Na manhã deste sábado, as Forças Armadas do Irã afirmaram que é "provável" que os confrontos com os Estados Unidos sejam retomados em breve. Os combates estavam suspensos há quase um mês devido a um cessar-fogo temporário.
O vice-comandante do Estado-Maior das Forças Armadas, Mohammad Jafar Asadi, declarou que os EUA não demonstram comprometimento com nenhum acordo. Segundo ele, as ações americanas são influenciadas pela mídia e pela preocupação com o preço do petróleo.
As Forças Armadas estão totalmente preparadas para quaisquer novas aventuras ou imprudências dos americanos — afirmou Asadi.
Até o momento, os Estados Unidos não comentaram oficialmente sobre a declaração iraniana. No entanto, em um evento na Flórida, o ex-presidente Donald Trump sugeriu que "talvez seja melhor não fazer um acordo" com o Irã.

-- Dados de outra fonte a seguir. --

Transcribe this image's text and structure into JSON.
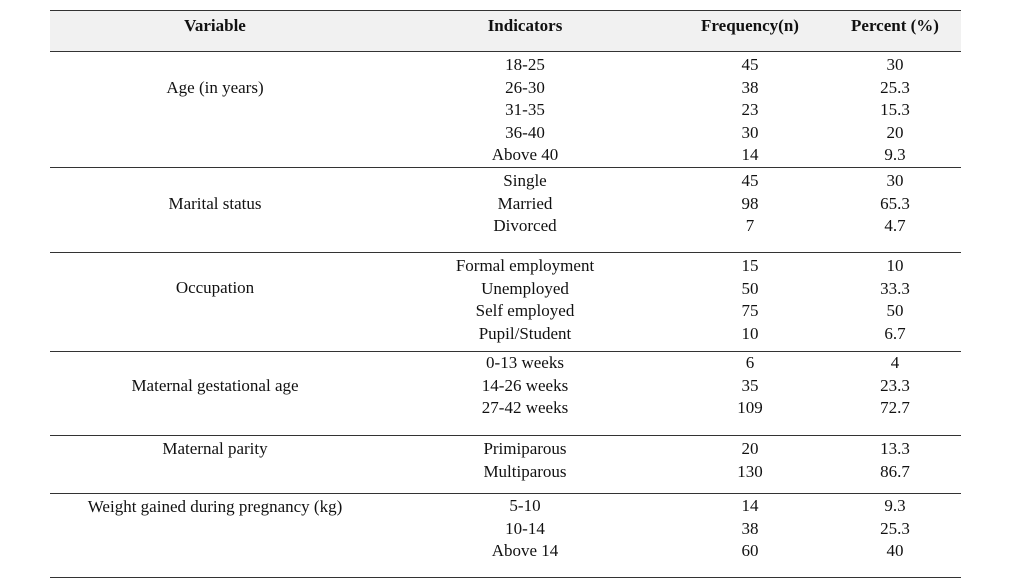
{
  "headers": {
    "variable": "Variable",
    "indicators": "Indicators",
    "frequency": "Frequency(n)",
    "percent": "Percent (%)"
  },
  "groups": [
    {
      "variable": "Age (in years)",
      "indicators": [
        "18-25",
        "26-30",
        "31-35",
        "36-40",
        "Above 40"
      ],
      "frequency": [
        "45",
        "38",
        "23",
        "30",
        "14"
      ],
      "percent": [
        "30",
        "25.3",
        "15.3",
        "20",
        "9.3"
      ]
    },
    {
      "variable": "Marital status",
      "indicators": [
        "Single",
        "Married",
        "Divorced"
      ],
      "frequency": [
        "45",
        "98",
        "7"
      ],
      "percent": [
        "30",
        "65.3",
        "4.7"
      ]
    },
    {
      "variable": "Occupation",
      "indicators": [
        "Formal employment",
        "Unemployed",
        "Self employed",
        "Pupil/Student"
      ],
      "frequency": [
        "15",
        "50",
        "75",
        "10"
      ],
      "percent": [
        "10",
        "33.3",
        "50",
        "6.7"
      ]
    },
    {
      "variable": "Maternal gestational age",
      "indicators": [
        "0-13 weeks",
        "14-26 weeks",
        "27-42 weeks"
      ],
      "frequency": [
        "6",
        "35",
        "109"
      ],
      "percent": [
        "4",
        "23.3",
        "72.7"
      ]
    },
    {
      "variable": "Maternal parity",
      "indicators": [
        "Primiparous",
        "Multiparous"
      ],
      "frequency": [
        "20",
        "130"
      ],
      "percent": [
        "13.3",
        "86.7"
      ]
    },
    {
      "variable": "Weight gained during pregnancy (kg)",
      "indicators": [
        "5-10",
        "10-14",
        "Above 14"
      ],
      "frequency": [
        "14",
        "38",
        "60"
      ],
      "percent": [
        "9.3",
        "25.3",
        "40"
      ]
    }
  ]
}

O cessar-fogo foi anunciado por Trump em 7 de abril, após um pedido do primeiro-ministro do Paquistão, Shehbaz Sharif, que intermediou as conversas. A trégua de duas semanas foi aceita pelo Irã, mas as negociações para um acordo permanente não avançaram.
Após mais de 20 horas de discussões em Islamabad, a reunião entre os dois países terminou sem um acordo. Trump ampliou o cessar-fogo de forma unilateral, mas as tentativas de nova reunião não tiveram sucesso.
Trump tem insistido que o Irã deve desistir de seu projeto nuclear para que as negociações avancem. Recentemente, o líder supremo iraniano afirmou que os cidadãos se empenharão em proteger suas capacidades nucleares.